Comentario al evangelio del Miércoles 04 de Mayo del 2011
La conversación de Jesús con Nicodemo debió ser muy interesante. Lo que ha llegado a nosotros
son palabras que comunican lo más central de nuestra fe. Si el otro día Jesús nos decía que había que
nacer de nuevo, hoy nos recuerda algo que, desgraciadamente, hemos olvidado muchas veces. Tanto
que hemos convertido nuestra fe en Dios en una especie de tribunal justiciero ante el que tenemos casi
todas las posibilidades de ser condenados.
Sin embargo, Jesús deja claro a Nicodemo que “tanto amó Dios al mundo que entregó a su Hijo
único para que no perezca ninguno de los que creen en él.” Estoy seguro de haber comentado y
meditado ya muchas veces este texto. Pero me sigue pareciendo igual de nuevo a mis oídos. Y me sigo
produciendo un estremecimiento en el corazón. Ese “tanto amó Dios al mundo” me conmueve, me
hace sentirme realmente querido. Más allá de las manifestaciones afectivas hay un signo de amor
increíble: Dios se abaja, se hace uno de nosotros, se entrega a sí mismo para que tengamos vida y la
tengamos abundante. No hay amor más grande.
Y para los que le siguen dando vueltas al juicio, Jesús también dejó claro que “Dios no mandó su
Hijo al mundo para juzgar al mundo, sino para que el mundo se salve por él.” El juicio de Dios no es
de condenación. Ni siquiera es, como los de nuestro mundo, uno de esos juicios imparciales donde el
juez con la ley en la mano dicta sentencia apoyado en los datos objetivos. Nada de eso. El juicio de
Dios está hecho de misericordia, de amor, de comprensión, de perdón, de reconciliación. El juicio de
Dios no es imparcial sino muy parcial. El juicio de Dios está basado en el prejuicio de mucho amor que
nos tiene. El juicio de Dios es de salvación. El juicio de Dios no cierra las puertas de la celda tras
nuestro paso sino que nos abre la esperanza a un horizonte de libertad y de vida.
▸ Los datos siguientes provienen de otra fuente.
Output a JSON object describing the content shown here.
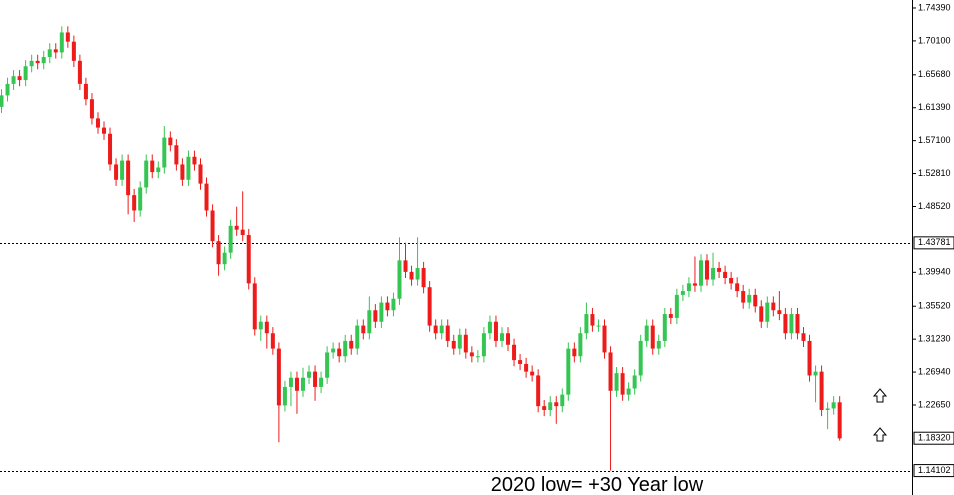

Los apóstoles lo entendieron así. Por eso predicaban con libertad. Y ante su predicación no podían
nada ni los grilletes de las prisiones ni los barrotes de las celdas. El pueblo sencillo también lo entendía
así y acogía su palabra. Nosotros tenemos que recuperar para nuestro corazón ese “tanto amó Dios al
mundo” y escucharlo muchas veces y meditarlo más, hasta que sintamos en lo más profundo de
nuestro ser el abrazo cálido del amor de Dios manifestado en Cristo Jesús.